Poussant tranquillement mon caddy dans les allées, je m’étais arrêtée pour jeter un œil sur ma liste de courses afin de vérifier que je n’oubliais rien. C’est en relevant les yeux que cela s’est produit. Je suis restée un long moment à fixer ce que je voyais tout à coup, et qui ne m’était jamais apparu de la sorte : des mètres et des mètres de rayonnages, de toutes les couleurs. Tout y était merveilleusement rangé, tout s’ajustait dans une pure harmonie : les yaourts, les fromages, les tisanes, les cafés, les biscottes, les confitures, les bouteilles de vin, les jus de fruits, les paquets de gâteaux, les sachets de bonbons…  C’était d’une beauté sans nom. Le mot « Divin » m’est venu à l’esprit. Ce mot n’était pas exagéré. Mon supermarché avait revêtu la grâce et l’évidence de l’absolue perfection.

J’ai repris ma marche avec l’impression de flotter dans un monde sans consistance. Une légèreté me menait de rayons en rayons, ma main se saisissait de tout ce qui attirait mon regard. Mon caddy s’est vite retrouvé empli de denrées dont le nombre de calories dépassait largement ce que j’avais l’habitude de prendre. Je faisais en effet attention aux matières trop sucrées ou trop graisseuses, rayant systématiquement de mes achats ce qui était, selon les nutritionnistes, mauvais pour la santé.

Mais tout cela, à présent, n’avait plus la moindre importance….

Les couleurs des boîtes m’attiraient, leurs noms aussi. Je les prenais, les tournais, les soupesais, les humais même, et les déposais dans mon caddy au gré de mes envies.  J’imaginais la tête désapprobatrice de mon mari à mon retour, se demandant ce qui avait bien pu se passer dans ma tête pour que je me laisse aller ainsi à tant d’imprudence.

Je me suis alors souvenue de ma grand-mère paternelle, femme robuste et bien ancrée à la terre, dont la sagesse résonnait encore en moi, et qui, lorsque le sujet de la bonne ou mauvaise alimentation venait sur le tapis, répondait avec philosophie en haussant les épaules  : « faut ben mourir de quequ’chose ». Ce à quoi, une autre sage, vedette de son époque, aurait pu confirmer : « ça, c’est vrrrai ça ».

D’un coup, la pensée de ces femmes sensées, et si simples à la fois, m’a réchauffé le cœur.

Mon caddy m’a ensuite fait passer devant le rayon boucherie.
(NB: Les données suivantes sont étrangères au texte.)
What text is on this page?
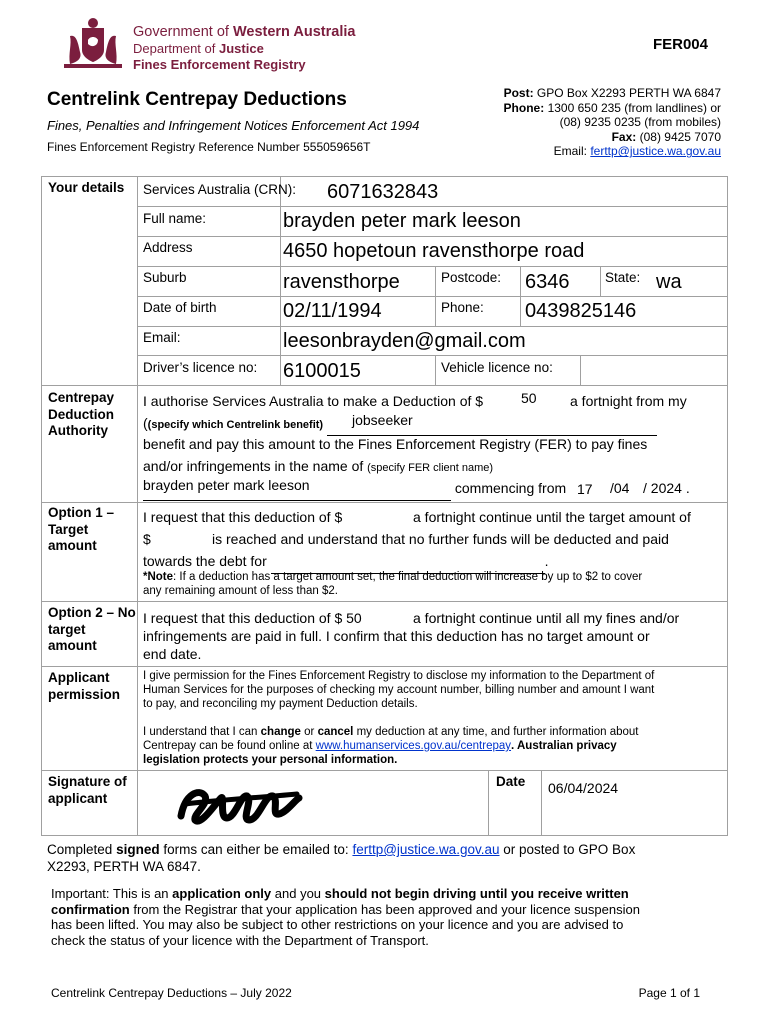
Government of Western Australia
Department of Justice
Fines Enforcement Registry
FER004
Post: GPO Box X2293 PERTH WA 6847
Phone: 1300 650 235 (from landlines) or
(08) 9235 0235 (from mobiles)
Fax: (08) 9425 7070
Email: ferttp@justice.wa.gov.au
Centrelink Centrepay Deductions
Fines, Penalties and Infringement Notices Enforcement Act 1994
Fines Enforcement Registry Reference Number 555059656T
Your details Services Australia (CRN): 6071632843
Full name:	brayden peter mark leeson
Address	4650 hopetoun ravensthorpe road
Suburb	ravensthorpe	Postcode: 6346	State: wa
Date of birth	02/11/1994	Phone: 0439825146
Email:	leesonbrayden@gmail.com
Driver’s licence no: 6100015	Vehicle licence no:
Centrepay Deduction Authority
I authorise Services Australia to make a Deduction of $	50 a fortnight from my
((specify which Centrelink benefit)	jobseeker
benefit and pay this amount to the Fines Enforcement Registry (FER) to pay fines
and/or infringements in the name of (specify FER client name)
commencing from
brayden peter mark leeson	17 /04 / 2024 .
Option 1 – Target amount
I request that this deduction of $	a fortnight continue until the target amount of
$	is reached and understand that no further funds will be deducted and paid
towards the debt for	.
*Note: If a deduction has a target amount set, the final deduction will increase by up to $2 to cover
any remaining amount of less than $2.
Option 2 – No target amount
I request that this deduction of $ 50	a fortnight continue until all my fines and/or
infringements are paid in full. I confirm that this deduction has no target amount or
end date.
Applicant permission
I give permission for the Fines Enforcement Registry to disclose my information to the Department of
Human Services for the purposes of checking my account number, billing number and amount I want
to pay, and reconciling my payment Deduction details.
I understand that I can change or cancel my deduction at any time, and further information about
Centrepay can be found online at www.humanservices.gov.au/centrepay. Australian privacy
legislation protects your personal information.
Signature of applicant
Date 06/04/2024
Completed signed forms can either be emailed to: ferttp@justice.wa.gov.au or posted to GPO Box
X2293, PERTH WA 6847.
Important: This is an application only and you should not begin driving until you receive written
confirmation from the Registrar that your application has been approved and your licence suspension
has been lifted. You may also be subject to other restrictions on your licence and you are advised to
check the status of your licence with the Department of Transport.
Centrelink Centrepay Deductions – July 2022	Page 1 of 1
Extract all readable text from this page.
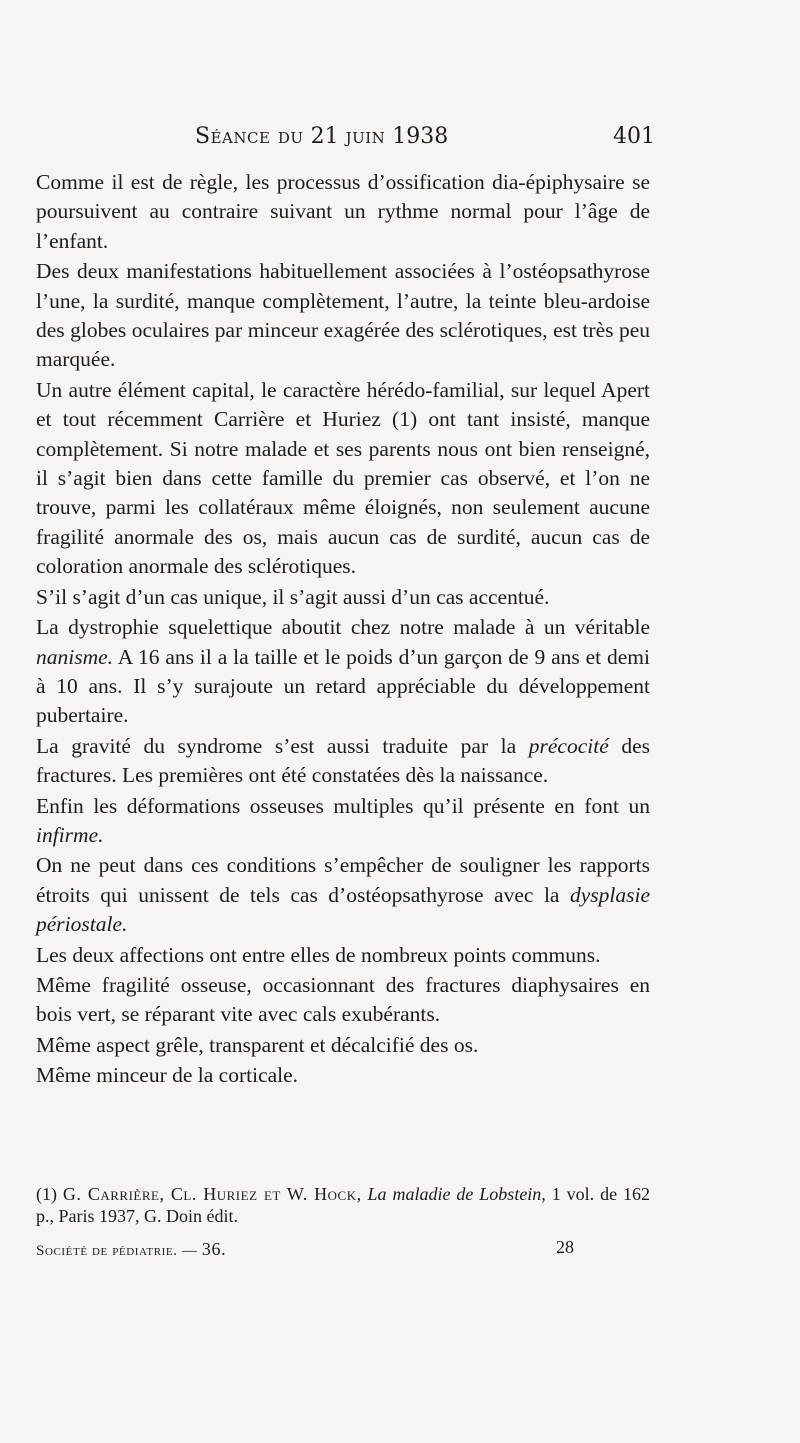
Séance du 21 juin 1938	401

Comme il est de règle, les processus d’ossification dia-épiphysaire se poursuivent au contraire suivant un rythme normal pour l’âge de l’enfant.

Des deux manifestations habituellement associées à l’ostéopsathyrose l’une, la surdité, manque complètement, l’autre, la teinte bleu-ardoise des globes oculaires par minceur exagérée des sclérotiques, est très peu marquée.

Un autre élément capital, le caractère hérédo-familial, sur lequel Apert et tout récemment Carrière et Huriez (1) ont tant insisté, manque complètement. Si notre malade et ses parents nous ont bien renseigné, il s’agit bien dans cette famille du premier cas observé, et l’on ne trouve, parmi les collatéraux même éloignés, non seulement aucune fragilité anormale des os, mais aucun cas de surdité, aucun cas de coloration anormale des sclérotiques.

S’il s’agit d’un cas unique, il s’agit aussi d’un cas accentué.

La dystrophie squelettique aboutit chez notre malade à un véritable nanisme. A 16 ans il a la taille et le poids d’un garçon de 9 ans et demi à 10 ans. Il s’y surajoute un retard appréciable du développement pubertaire.

La gravité du syndrome s’est aussi traduite par la précocité des fractures. Les premières ont été constatées dès la naissance.

Enfin les déformations osseuses multiples qu’il présente en font un infirme.

On ne peut dans ces conditions s’empêcher de souligner les rapports étroits qui unissent de tels cas d’ostéopsathyrose avec la dysplasie périostale.

Les deux affections ont entre elles de nombreux points communs.

Même fragilité osseuse, occasionnant des fractures diaphysaires en bois vert, se réparant vite avec cals exubérants.

Même aspect grêle, transparent et décalcifié des os.

Même minceur de la corticale.

(1) G. Carrière, Cl. Huriez et W. Hock, La maladie de Lobstein, 1 vol. de 162 p., Paris 1937, G. Doin édit.
Société de pédiatrie. — 36.	28
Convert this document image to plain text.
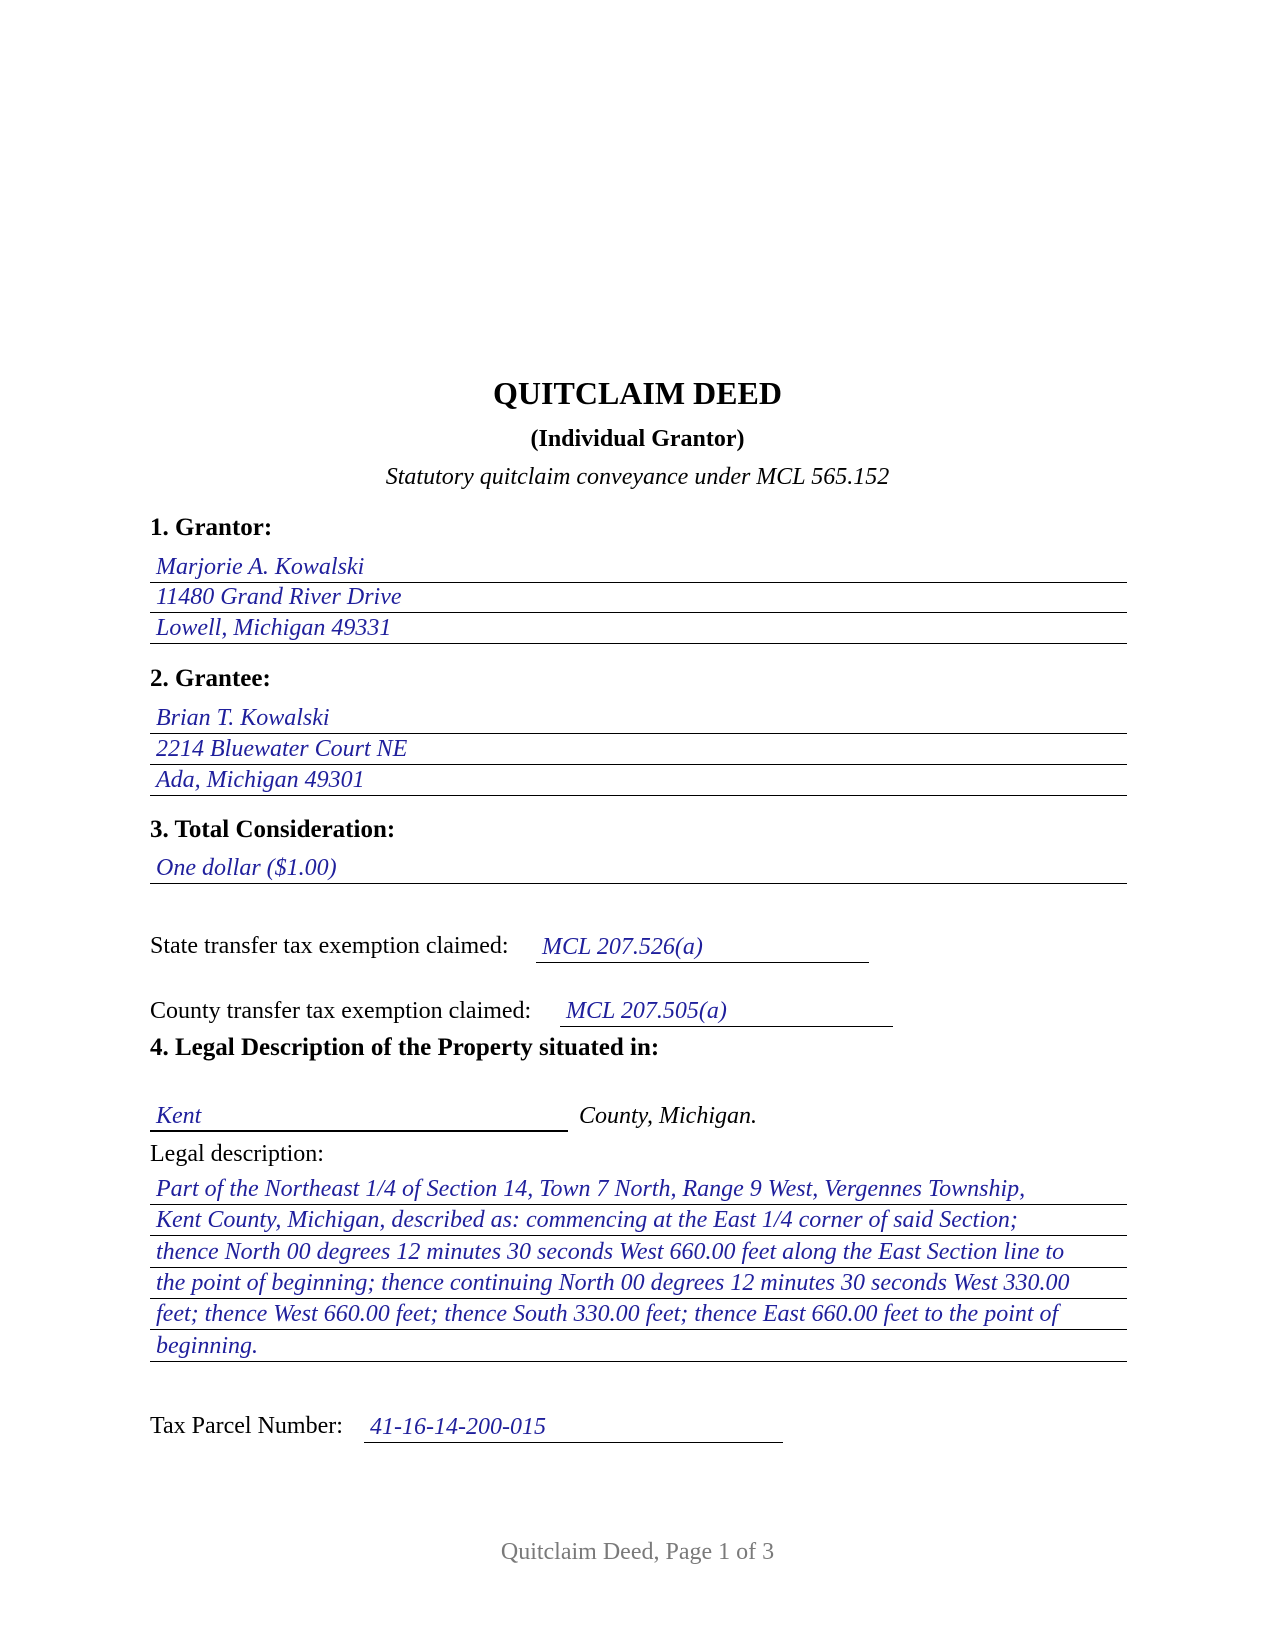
QUITCLAIM DEED
(Individual Grantor)
Statutory quitclaim conveyance under MCL 565.152
1. Grantor:
Marjorie A. Kowalski
11480 Grand River Drive
Lowell, Michigan 49331
2. Grantee:
Brian T. Kowalski
2214 Bluewater Court NE
Ada, Michigan 49301
3. Total Consideration:
One dollar ($1.00)
State transfer tax exemption claimed: MCL 207.526(a)
County transfer tax exemption claimed: MCL 207.505(a)
4. Legal Description of the Property situated in:
Kent	County, Michigan.
Legal description:
Part of the Northeast 1/4 of Section 14, Town 7 North, Range 9 West, Vergennes Township,
Kent County, Michigan, described as: commencing at the East 1/4 corner of said Section;
thence North 00 degrees 12 minutes 30 seconds West 660.00 feet along the East Section line to
the point of beginning; thence continuing North 00 degrees 12 minutes 30 seconds West 330.00
feet; thence West 660.00 feet; thence South 330.00 feet; thence East 660.00 feet to the point of
beginning.
Tax Parcel Number: 41-16-14-200-015
Quitclaim Deed, Page 1 of 3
J’évitais d’habitude cet endroit. Mes enfants étaient devenus de virulents défenseurs des animaux et nous avions, mon mari et moi, adhéré en toute logique à la cause.

Bref, j’étais devant le rayon boucherie, me demandant quel plat je pourrais préparer histoire de changer les habitudes quand soudain, au beau milieu de mes réflexions, mon regard s’est figé, tout au-dessus des steaks hachés, bavettes, rumsteaks, entrecôtes, rôtis, sur la photo d’un bœuf en gros plan qui me regardait avec amour, droit dans les yeux.

Je n’ai pas compris ce qui se passait.

Une tendresse d’une intensité qu’il ne m’avait jamais été donné d’éprouver jusqu’alors m’a saisie tout entière. A cet instant, je suis devenue le bœuf qui m’observait, tout en étant moi qui l’observais. Et puis, j’ai « disparu » du supermarché. Ne me demandez pas comment c’est possible.

Je me suis ensuite retrouvée, surprise, à la caisse avec dans mon caddy, trônant au-dessus d’une montagne de boîtes et de paquets en tout genre, une caissette de faux-filets.

Je m’excuse auprès des personnes végétariennes, végétaliennes, végans ou autres qui se sentiraient offusquées.

Mais je n’y peux rien.

Quand je suis rentrée, mon mari m’a regardée bizarrement. Les enfants n’étaient pas là. Il n’a rien dit et m’a aidée à ranger les courses, dissimulant dans l’un des bacs du congélateur, tout au-dessous des sachets de légumes verts, la caissette des faux-filets.

Nous nous sommes retrouvés avec nos enfants le soir, autour de la table, comme si de rien n’était.

Depuis, je vois bien que mon mari m’observe, à la dérobée, il lance vers moi des regards perplexes. Il trouve étrange que je me rende aussi souvent au supermarché. Et que j’ai l’air aussi décontractée. Mais je ne sais pas comment lui dire ce qu’il m’est arrivé. Il dirait sans doute que j’ai perdu la tête.

D’ailleurs, si j’y réfléchis, je me dis qu’il aurait peut-être raison.